3.3. Abstracting Over Opaque Types with Either

Except, we just reinvented the Either enum, available from the either crate. (Will it make it into the standard library, like in Scala and Haskell?)

pub enum Either<L, R> {
    /// A value of type `L`.
    Left(L),
    /// A value of type `R`.
    Right(R),
}

It’s symmetric, has lots of useful methods, and, in particular, implements Iterator. We can just use it without worrying about implementing anything ourselves:

pub fn from_file_either(&self, filename: &str)
                 -> impl Iterator<Item=Result<String, TokenizerError>>
{
    match fs::File::open(filename) {
        Ok(file) => Either::Left(self.from_buf_reader(file)),
        Err(error) => Either::Right(vec![Err(TokenizerError::from(error))].into_iter())
    }
}

Note, that since Either is symmetric, I can combine them to create more branches. For example to have three branches x,y.z, I could do (Left(x), Right(Left(y), Right(z))).

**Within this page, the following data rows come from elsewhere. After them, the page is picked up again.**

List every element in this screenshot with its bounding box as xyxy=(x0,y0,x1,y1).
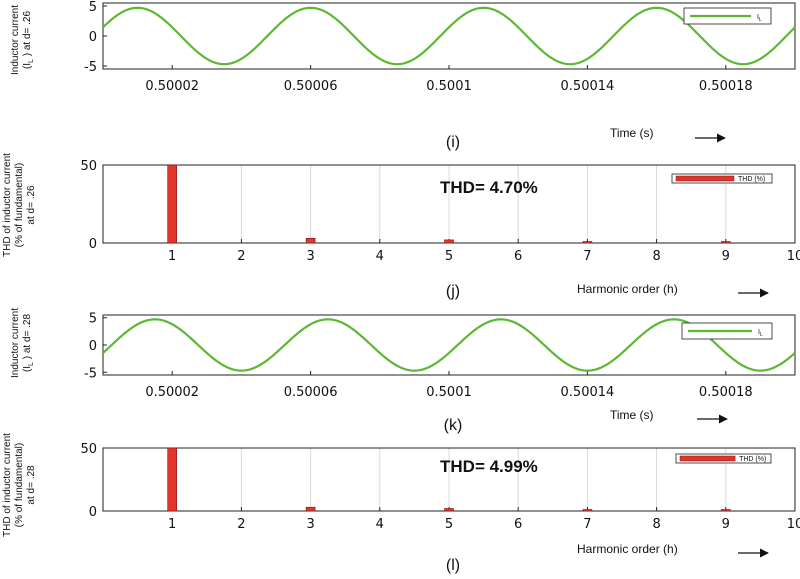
y-tick-label: 0 xyxy=(89,30,97,45)
y-axis-label: THD of inductor current(% of fundamental… xyxy=(2,153,37,257)
legend-label: IL xyxy=(757,14,762,23)
y-axis-label-line: at d= .26 xyxy=(26,185,37,225)
x-tick-label: 10 xyxy=(787,517,800,532)
y-axis-label-subscript: L xyxy=(28,362,35,366)
legend-label-sub: L xyxy=(759,17,762,23)
y-axis-label: THD of inductor current(% of fundamental… xyxy=(2,433,37,537)
x-tick-label: 0.50002 xyxy=(145,79,199,94)
x-tick-label: 2 xyxy=(237,517,245,532)
x-tick-label: 3 xyxy=(306,517,314,532)
y-tick-label: 50 xyxy=(80,442,97,457)
panel-i: 50-50.50002 0.50006 0.5001 0.50014 0.50018IL… xyxy=(10,0,796,151)
x-tick-label: 5 xyxy=(445,517,453,532)
x-tick-label: 0.5001 xyxy=(426,385,472,400)
series-line xyxy=(102,318,796,372)
panel-caption: (j) xyxy=(446,283,460,300)
legend-swatch xyxy=(679,455,736,462)
y-tick-label: 50 xyxy=(80,159,97,174)
legend-label: THD (%) xyxy=(739,456,766,463)
x-tick-label: 8 xyxy=(652,249,660,264)
panel-j: 50 0 1 2 3 4 5 6 7 8 9 10 THD= 4.70% THD (%) THD of in… xyxy=(2,153,800,300)
x-tick-label: 0.50006 xyxy=(284,79,338,94)
legend-label-main: I xyxy=(758,329,760,336)
x-axis-label: Harmonic order (h) xyxy=(577,282,678,296)
y-axis-label-tail: ) at d= .28 xyxy=(22,314,33,363)
x-tick-label: 10 xyxy=(787,249,800,264)
y-axis-label-line: (% of fundamental) xyxy=(14,163,25,248)
panel-caption: (l) xyxy=(446,557,460,574)
x-tick-label: 7 xyxy=(583,249,591,264)
x-tick-label: 0.50014 xyxy=(561,385,615,400)
y-axis-label-line: (IL ) at d= .28 xyxy=(22,314,35,373)
y-tick-label: 0 xyxy=(89,505,97,520)
x-tick-label: 0.50014 xyxy=(561,79,615,94)
y-axis-label-tail: ) at d= .26 xyxy=(22,11,33,60)
y-axis-label-line: Inductor current xyxy=(10,5,21,75)
legend-label-main: I xyxy=(757,14,759,21)
x-tick-label: 1 xyxy=(168,517,176,532)
x-tick-label: 4 xyxy=(376,517,384,532)
x-tick-label: 4 xyxy=(376,249,384,264)
y-axis-label: Inductor current(IL ) at d= .26 xyxy=(10,5,35,75)
y-tick-label: 5 xyxy=(89,312,97,327)
bar xyxy=(444,239,454,244)
x-tick-label: 0.50002 xyxy=(145,385,199,400)
legend-label: IL xyxy=(758,329,763,338)
y-tick-label: -5 xyxy=(84,60,97,75)
x-tick-label: 1 xyxy=(168,249,176,264)
panel-l: 50 0 1 2 3 4 5 6 7 8 9 10 THD= 4.99% THD (%) THD of in… xyxy=(2,433,800,574)
y-axis-label-subscript: L xyxy=(28,59,35,63)
bar xyxy=(167,164,177,244)
panel-caption: (k) xyxy=(444,417,463,434)
x-tick-label: 3 xyxy=(306,249,314,264)
panel-caption: (i) xyxy=(446,134,460,151)
y-tick-label: -5 xyxy=(84,366,97,381)
y-axis-label-line: Inductor current xyxy=(10,308,21,378)
x-tick-label: 8 xyxy=(652,517,660,532)
y-axis-label-line: THD of inductor current xyxy=(2,433,13,537)
x-tick-label: 2 xyxy=(237,249,245,264)
y-axis-label-line: (IL ) at d= .26 xyxy=(22,11,35,70)
y-axis-label-line: (% of fundamental) xyxy=(14,443,25,528)
thd-annotation: THD= 4.99% xyxy=(440,457,538,476)
y-axis-label-line: at d= .28 xyxy=(26,465,37,505)
legend-swatch xyxy=(675,175,735,182)
y-axis-label: Inductor current(IL ) at d= .28 xyxy=(10,308,35,378)
x-tick-label: 0.50018 xyxy=(699,79,753,94)
bar xyxy=(582,509,593,512)
bar xyxy=(720,241,731,244)
x-tick-label: 0.5001 xyxy=(426,79,472,94)
y-tick-label: 0 xyxy=(89,339,97,354)
bar xyxy=(444,508,454,512)
x-tick-label: 9 xyxy=(722,249,730,264)
x-tick-label: 9 xyxy=(722,517,730,532)
legend-label-sub: L xyxy=(760,332,763,338)
thd-annotation: THD= 4.70% xyxy=(440,178,538,197)
panel-k: 50-50.50002 0.50006 0.5001 0.50014 0.50018IL… xyxy=(10,308,796,434)
x-tick-label: 6 xyxy=(514,517,522,532)
y-tick-label: 0 xyxy=(89,237,97,252)
bar xyxy=(582,241,593,244)
x-axis-label: Time (s) xyxy=(610,126,654,140)
bar xyxy=(167,447,177,512)
y-axis-label-line: THD of inductor current xyxy=(2,153,13,257)
x-tick-label: 0.50018 xyxy=(699,385,753,400)
x-tick-label: 0.50006 xyxy=(284,385,338,400)
y-tick-label: 5 xyxy=(89,0,97,15)
legend-label: THD (%) xyxy=(738,176,765,183)
bar xyxy=(305,238,316,244)
x-axis-label: Harmonic order (h) xyxy=(577,542,678,556)
x-tick-label: 5 xyxy=(445,249,453,264)
bar xyxy=(720,509,731,512)
x-tick-label: 6 xyxy=(514,249,522,264)
series-line xyxy=(102,6,796,66)
bar xyxy=(305,506,316,512)
x-axis-label: Time (s) xyxy=(610,408,654,422)
x-tick-label: 7 xyxy=(583,517,591,532)
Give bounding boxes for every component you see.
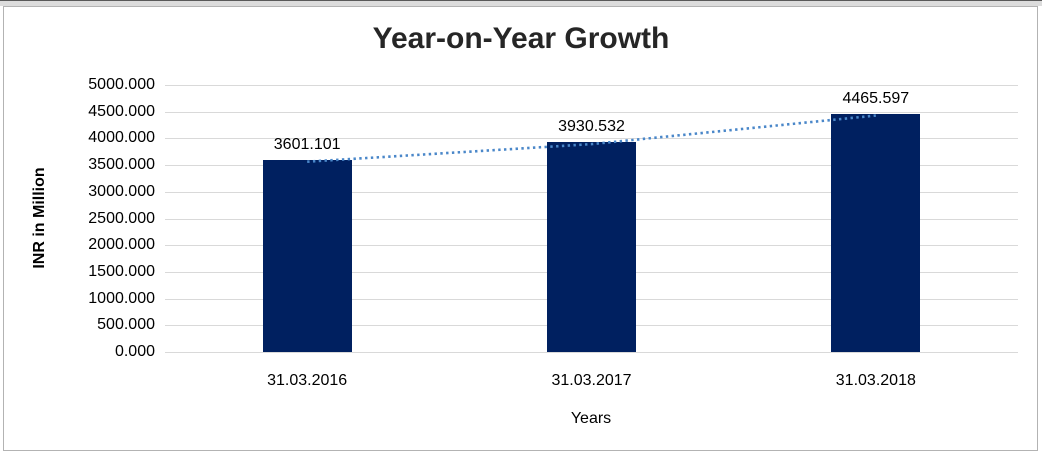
chart-title: Year-on-Year Growth	[372, 22, 670, 55]
bar	[547, 142, 636, 352]
y-tick-label: 4500.000	[88, 102, 155, 120]
y-tick-label: 3500.000	[88, 156, 155, 174]
bar-value-label: 3601.101	[273, 135, 341, 153]
y-tick-label: 3000.000	[88, 182, 155, 200]
bar	[831, 113, 921, 352]
x-tick-label: 31.03.2016	[267, 372, 348, 389]
x-axis-title: Years	[570, 410, 612, 427]
x-tick-label: 31.03.2018	[835, 372, 916, 389]
y-tick-label: 4000.000	[88, 129, 155, 147]
gridline	[165, 111, 1018, 113]
y-tick-label: 500.000	[97, 316, 155, 334]
y-tick-label: 5000.000	[88, 76, 155, 93]
window-top-edge	[0, 0, 1042, 6]
bar-value-label: 3930.532	[558, 118, 625, 136]
y-tick-label: 1000.000	[88, 289, 155, 307]
y-tick-label: 0.000	[114, 343, 155, 360]
gridline	[165, 85, 1018, 86]
y-tick-label: 2000.000	[88, 236, 155, 254]
x-tick-label: 31.03.2017	[551, 372, 632, 389]
y-tick-label: 2500.000	[88, 209, 155, 227]
y-tick-label: 1500.000	[88, 262, 155, 280]
bar-value-label: 4465.597	[842, 89, 910, 107]
gridline	[165, 352, 1018, 353]
bar	[262, 159, 352, 352]
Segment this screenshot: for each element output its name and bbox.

3.4. Chaining Optional Iterators

It turns out, we don’t even need an explicit sum type to unify the two different opaque implementors of Iterator. We can let the compiler do that for us as well:

pub fn from_file_chain(&self, filename: &str)
    -> impl Iterator<Item=Result<String, TokenizerError>>
{
    let (iter1_opt, iter2_opt) =
        match fs::File::open(filename) {
            Ok(file) => (Some(self.from_buf_reader(file)), None),
            Err(error) => (None, Some(vec![Err(TokenizerError::from(error))]))
        };
    iter1_opt.into_iter().flatten().chain(iter2_opt.into_iter().flatten())
}

Here, I’ve delegated the job of Either to two calls to flatten(), one of which will produce an empty iterator and the other the iterator to be returned by the function, while chain() will stitch them together.